According to Rosoff, although the health care landscape remains complex, the momentum for reform has accelerated since the days of Harry and Louise. “What I think has changed from 1993-94 is that, although employers were struggling with health care, I don’t think they had thrown in the towel.” Now, he says, employers have been so beaten down by rising premiums and employees who are unhappy with paying more of their own expenses that they are ready to walk away from offering health care benefits. “The employers’ willingness to stand their ground in the past reinforced various other stakeholders in the health care system who didn’t want to see change come. The employers were a powerful block, but [these days] that block is shaky.”
Now that the plans are taking shape, Asch predicts that the candidates’ next step will be to market their health care solutions as the campaigns move into full throttle. He says he has been watching the way words are used to generate powerful messages attached to health care. Clinton, for example stresses “choice” and McCain has latched onto the word “freedom.” In the past, he says, opponents of reform have invariably used the term “socialized” medicine to drum up voter concern about change. “It’s so funny that the word has been connected to medicine in a negative way. What’s wrong with socialized medicine? Nobody says, ‘I drive my kids to our socialized school on our socialized roads.'”
Needed Above All: Leadership Ability
Grande argues that since the candidates’ plans within each party are quite similar, voters who are deeply concerned about health care should not cast their votes on the nature of a candidate’s plans, but for the candidate they think has the most leadership ability to get his or her program passed. “There have been many failed attempts before. What we need more than anything for health care reform is leadership that comes from a new president.”
He says Clinton appears to be consolidating support and is emphasizing her understanding and experience with health care. “On the other hand,” he continues, “one could easily argue that what the country really needs to achieve health care reform is fresh, new inspiring leadership. Obama brings that to the table.”

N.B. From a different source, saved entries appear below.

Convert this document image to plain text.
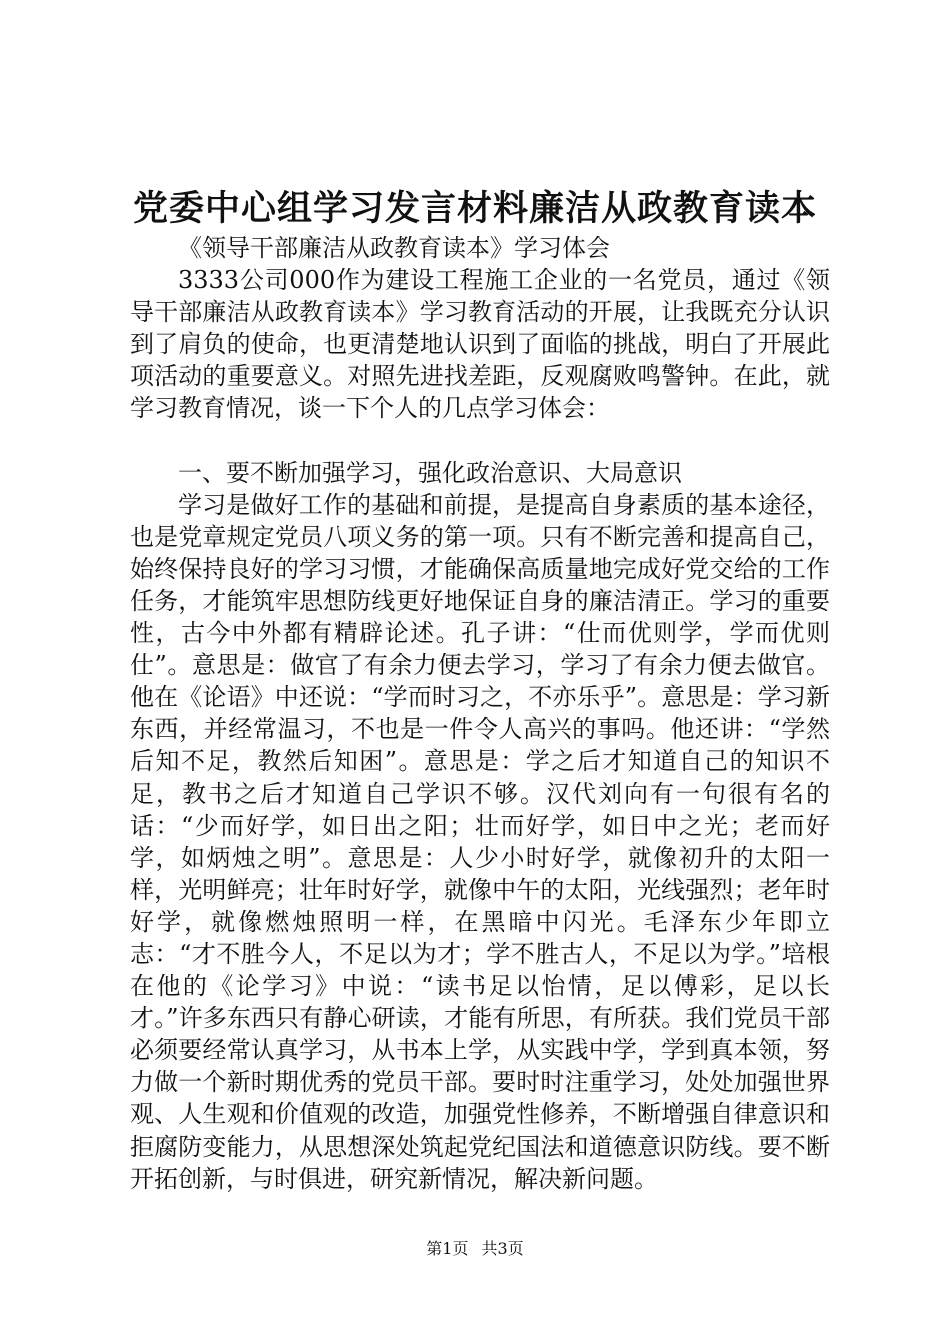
党委中心组学习发言材料廉洁从政教育读本

《领导干部廉洁从政教育读本》学习体会

3333公司000作为建设工程施工企业的一名党员，通过《领导干部廉洁从政教育读本》学习教育活动的开展，让我既充分认识到了肩负的使命，也更清楚地认识到了面临的挑战，明白了开展此项活动的重要意义。对照先进找差距，反观腐败鸣警钟。在此，就学习教育情况，谈一下个人的几点学习体会：

一、要不断加强学习，强化政治意识、大局意识

学习是做好工作的基础和前提，是提高自身素质的基本途径，也是党章规定党员八项义务的第一项。只有不断完善和提高自己，始终保持良好的学习习惯，才能确保高质量地完成好党交给的工作任务，才能筑牢思想防线更好地保证自身的廉洁清正。学习的重要性，古今中外都有精辟论述。孔子讲：“仕而优则学，学而优则仕”。意思是：做官了有余力便去学习，学习了有余力便去做官。他在《论语》中还说：“学而时习之，不亦乐乎”。意思是：学习新东西，并经常温习，不也是一件令人高兴的事吗。他还讲：“学然后知不足，教然后知困”。意思是：学之后才知道自己的知识不足，教书之后才知道自己学识不够。汉代刘向有一句很有名的话：“少而好学，如日出之阳；壮而好学，如日中之光；老而好学，如炳烛之明”。意思是：人少小时好学，就像初升的太阳一样，光明鲜亮；壮年时好学，就像中午的太阳，光线强烈；老年时好学，就像燃烛照明一样，在黑暗中闪光。毛泽东少年即立志：“才不胜今人，不足以为才；学不胜古人，不足以为学。”培根在他的《论学习》中说：“读书足以怡情，足以傅彩，足以长才。”许多东西只有静心研读，才能有所思，有所获。我们党员干部必须要经常认真学习，从书本上学，从实践中学，学到真本领，努力做一个新时期优秀的党员干部。要时时注重学习，处处加强世界观、人生观和价值观的改造，加强党性修养，不断增强自律意识和拒腐防变能力，从思想深处筑起党纪国法和道德意识防线。要不断开拓创新，与时俱进，研究新情况，解决新问题。

第1页 共3页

Harrington imagines a scenario in which miscalculations in the cost to mandate universal coverage may ultimately trigger deeper reform than any candidate is endorsing at this point. “The devil will, in fact, be in the details and it is quite possible a mandate will make matters worse. In conjunction with the Medicare and Medicaid funding problem, mandates could create inexorable pressure for something really radical — for a single-payer system or more formal or informal rationing of health care through budgeting, as is done in many countries.”
For the immediate future, however, the prospects for health care reform seem to be moving along a more gradual continuum. “I think it’s highly likely that the changes in our health care system will be incremental,” says Rosoff. “There will be a series of steps, some significant perhaps, some just tinkering. But I doubt we will see sweeping reform. I just don’t think we have the political will in this country for that, at least not for now.”